How Does Craft Beer Affect Minnesota’s Economy?

How Does Craft Beer Affect Minnesota’s Economy?

The Brewers Association said that, in 2012, the craft beer industry had a $741.85 million “economic impact” in Minnesota. And data from a local group corroborates that craft beer is a growing economic force.

While there has been plenty of anecdotal evidence to suggest a continued craft beer boom in Minnesota—new breweries popping up, existing ones expanding, local beer makers taking home national awards—a new report aims to quantify the economic impact of the industry.

The craft beer industry helped add roughly $741.85 million to the state economy in 2012, according to the Brewers Association, a Colorado-based trade group that represents small and independent beer makers. That’s the 16th-highest among states.

This marks the first year the Brewers Association issued its economic impact report, so there’s no apples-to-apples comparison to prior years. But Bart Watson, the association’s staff economist, told Twin Cities Business that, “like much of the country, small and independent craft brewers in Minnesota have seen strong growth in recent years, and with production increases and new construction have come additional economic contributions to the state.”

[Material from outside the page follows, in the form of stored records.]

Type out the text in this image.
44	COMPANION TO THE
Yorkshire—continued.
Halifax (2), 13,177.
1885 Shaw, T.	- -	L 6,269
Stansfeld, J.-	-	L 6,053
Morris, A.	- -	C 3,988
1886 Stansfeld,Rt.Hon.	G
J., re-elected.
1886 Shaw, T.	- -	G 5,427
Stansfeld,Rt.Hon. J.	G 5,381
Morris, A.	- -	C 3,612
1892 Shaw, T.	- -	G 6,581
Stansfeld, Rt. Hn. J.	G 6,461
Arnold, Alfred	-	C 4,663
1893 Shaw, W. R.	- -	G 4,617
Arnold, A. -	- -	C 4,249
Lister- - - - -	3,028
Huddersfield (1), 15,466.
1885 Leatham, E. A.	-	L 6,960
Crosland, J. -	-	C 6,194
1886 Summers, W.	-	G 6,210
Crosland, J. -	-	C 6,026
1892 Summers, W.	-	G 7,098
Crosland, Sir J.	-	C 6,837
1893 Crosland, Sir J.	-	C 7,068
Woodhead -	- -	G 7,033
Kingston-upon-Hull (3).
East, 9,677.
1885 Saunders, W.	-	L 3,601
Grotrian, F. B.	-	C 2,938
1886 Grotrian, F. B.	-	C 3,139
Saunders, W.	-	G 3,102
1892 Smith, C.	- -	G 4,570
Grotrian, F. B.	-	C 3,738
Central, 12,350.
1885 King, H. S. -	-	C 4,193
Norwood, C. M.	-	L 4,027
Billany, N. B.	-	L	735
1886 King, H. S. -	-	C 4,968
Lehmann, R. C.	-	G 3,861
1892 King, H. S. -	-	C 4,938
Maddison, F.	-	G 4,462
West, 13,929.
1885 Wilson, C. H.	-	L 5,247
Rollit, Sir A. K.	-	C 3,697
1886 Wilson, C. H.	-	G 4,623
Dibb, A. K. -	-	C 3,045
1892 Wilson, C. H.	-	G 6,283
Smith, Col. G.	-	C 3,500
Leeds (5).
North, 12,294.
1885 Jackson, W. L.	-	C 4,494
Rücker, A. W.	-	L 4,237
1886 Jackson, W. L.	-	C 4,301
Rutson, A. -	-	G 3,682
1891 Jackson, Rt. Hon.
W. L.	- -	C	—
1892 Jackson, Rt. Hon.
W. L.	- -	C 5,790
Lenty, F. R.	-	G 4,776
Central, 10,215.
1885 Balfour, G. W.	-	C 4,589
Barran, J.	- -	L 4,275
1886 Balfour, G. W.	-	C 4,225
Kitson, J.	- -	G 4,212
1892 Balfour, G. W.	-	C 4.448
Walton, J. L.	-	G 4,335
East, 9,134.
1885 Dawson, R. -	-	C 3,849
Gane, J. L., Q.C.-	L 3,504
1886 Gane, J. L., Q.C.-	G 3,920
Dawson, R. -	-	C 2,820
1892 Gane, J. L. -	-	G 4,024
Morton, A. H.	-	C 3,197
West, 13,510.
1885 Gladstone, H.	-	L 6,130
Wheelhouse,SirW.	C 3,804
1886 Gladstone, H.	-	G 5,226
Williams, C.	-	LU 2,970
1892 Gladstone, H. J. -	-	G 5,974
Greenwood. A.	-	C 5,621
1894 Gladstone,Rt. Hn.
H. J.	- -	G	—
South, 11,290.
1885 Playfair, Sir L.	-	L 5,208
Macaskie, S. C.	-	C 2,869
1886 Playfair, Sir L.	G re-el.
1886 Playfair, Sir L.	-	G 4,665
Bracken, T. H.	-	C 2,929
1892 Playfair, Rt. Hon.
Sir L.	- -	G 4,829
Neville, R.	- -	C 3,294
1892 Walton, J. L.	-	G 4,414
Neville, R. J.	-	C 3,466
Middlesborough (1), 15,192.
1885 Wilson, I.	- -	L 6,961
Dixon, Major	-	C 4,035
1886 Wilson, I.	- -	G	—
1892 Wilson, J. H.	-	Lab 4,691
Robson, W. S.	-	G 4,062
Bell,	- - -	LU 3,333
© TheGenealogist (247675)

The national study defines “economic impact” as including both “direct” contributions—craft breweries’ or liquor retailers’ revenue, for example—and “indirect” effects, such as the impact on ancillary industries like beer ingredient suppliers and brewing equipment, among other things.

The report looked specifically at craft breweries, excluding big macro-breweries. For the Brewers Association’s “craft brewers” definition, which previously ruffled some feathers in Minnesota, click here.

Meanwhile, the industry helped contribute more than $257 million in wages in Minnesota last year, as well as nearly 8,000 jobs, the report found.

California topped the list with a $4.7 billion economic impact, followed by Texas ($2.3 billion), New York ($2.2 billion), Pennsylvania ($2 billion), and Colorado ($1.6 billion).

The national economic impact of craft beer is an estimated $33.9 billion, according to the report. View a state-by-state breakdown here.

“The Brewers Association report shows that our industry isn’t just about beer,” Clint Roberts, executive director of the Minnesota Craft Brewers Guild, told Twin Cities Business. “Craft brewing supports industries and jobs too, and has a positive impact on the local economy.”

More Growth Ahead

Statistics from the Minnesota Craft Brewers Guild, a locally-based organization, further exemplify that craft beer is a growing contributor to the state economy, and that 2013 was also a year of significant growth. (The Brewers Association report only took into account 2012 figures.)

For example, Minnesota Craft Brewers Guild members reported in 2011 that they produced 314,465 barrels of beer. For 2013, they’re projecting 443,584 barrels.

While Minnesota’s ranking in the Brewers Association report is admirable, “looking at the growth, awareness, and excitement over the last couple of years, we are poised to climb the list and build our stature nationally in the land of craft beer,” Roberts said.

Many Twin Cities breweries are in the process of expanding, and many are adding so-called “taprooms.” Town Hall Brewery, a Minneapolis brewpub, is also gearing up to expand its production. And earlier this year, the Brewers Association ranked three Minnesota breweries— August Schell Brewing Company, Summit Brewing Company, and Cold Spring Brewing Company—on its “Top 50 Overall U.S. Brewing Companies” list.

And while it is growing quickly, craft beer is obviously only one segment of alcoholic beverages contributing to the Minnesota economy. For example, the “total economic impact” of the wine and spirits industry in Minnesota is $3 billion annually, according to recent data from the Wine & Spirits Wholesalers of America.